Add the psychic blows she took over Bristol's pregnancy, Levi's joblessness and the efforts to get him employed, the various problems with future and current in-laws, the slams over what she wears, both on the campaign trail and at snow machine races, and you can see why it might become overwhelming. To say nothing of the Vanity Fair piece, in which all the allegations of her lack of preparation for high office are revisited.

If you're a hockey mom with a toddler, an unmarried daughter with an infant and now no fiance, another daughter entering the long slog through the teen years, how much combat do you want to do with David Letterman? Especially if your husband works as a commercial fisherman in the summers and rides the snow machine circuit in the winters.

It's way too early to write Sarah Palin's political obituary, of course. We'll soon know how her PAC did raising money, and as someone noted on TV last night, presidential candidates are often in their 60s; Palin's only 45.

And there's the book deal; out of office, perhaps she'll return fire, as she's done before. Can't wait. Because as everyone in the online world knows, nothing draws readers like a story with "Palin" in the headline.

June 30, 2009

Vanity Fair: "Palin’s life has sometimes played out like an unholy amalgam of Desperate Housewives and Northern Exposure"
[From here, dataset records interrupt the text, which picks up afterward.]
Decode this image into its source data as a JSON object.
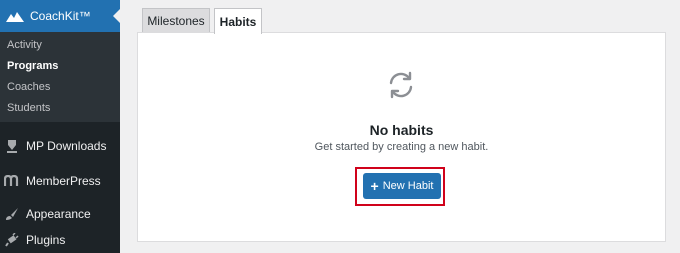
{
  "sidebar": {
    "brand": "CoachKit™",
    "submenu": [
      "Activity",
      "Programs",
      "Coaches",
      "Students"
    ],
    "active_submenu": "Programs",
    "menu": [
      {
        "label": "MP Downloads",
        "icon": "download-icon"
      },
      {
        "label": "MemberPress",
        "icon": "memberpress-icon"
      },
      {
        "label": "Appearance",
        "icon": "paintbrush-icon"
      },
      {
        "label": "Plugins",
        "icon": "plugin-icon"
      }
    ]
  },
  "tabs": [
    {
      "label": "Milestones",
      "active": false
    },
    {
      "label": "Habits",
      "active": true
    }
  ],
  "empty_state": {
    "icon": "refresh-icon",
    "title": "No habits",
    "subtitle": "Get started by creating a new habit.",
    "button_label": "New Habit"
  },
  "colors": {
    "accent": "#2271b1",
    "sidebar_bg": "#1d2327",
    "highlight": "#d0021b"
  }
}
Todd Purdam's Vanity Fair article about Alaska Gov. Sarah Palin is out in the August issue
of the magazine.

The article begins with a description of Palin's triumphant return to campaign-style politics, with her April appearance at the Vanderburgh County Right to Life dinner, but there also are some new campaign trail tidbits from 2008, like this from McCain-Palin aides:

"In recent rounds of long conversations, most made it clear that they suffer a kind of survivor’s guilt: they can’t quite believe that for two frantic months last fall, caught in a Bermuda Triangle of a campaign, they worked their tails off to try to elect as vice president of the United States someone who, by mid-October, they believed for certain was nowhere near ready for the job, and might never be. They quietly ponder the nightmare they lived through. Do they ever ask, What were we thinking? "Oh, yeah, oh, yeah," one longtime McCain friend told me with a rueful chuckle. "You nailed it."

And this:

"At one point, trying out a debating point that she believed showed she could empathize with uninsured Americans, Palin told McCain aides that she and Todd in the early years of their marriage had been unable to afford health insurance of any kind, and had gone without it until he got his union card and went to work for British Petroleum on the North Slope of Alaska. Checking with Todd Palin himself revealed that, no, they had had catastrophic coverage all along. She insisted that catastrophic insurance didn’t really count and need not be revealed. This sort of slipperiness -- about both what the truth was and whether the truth even mattered -- persisted on questions great and small."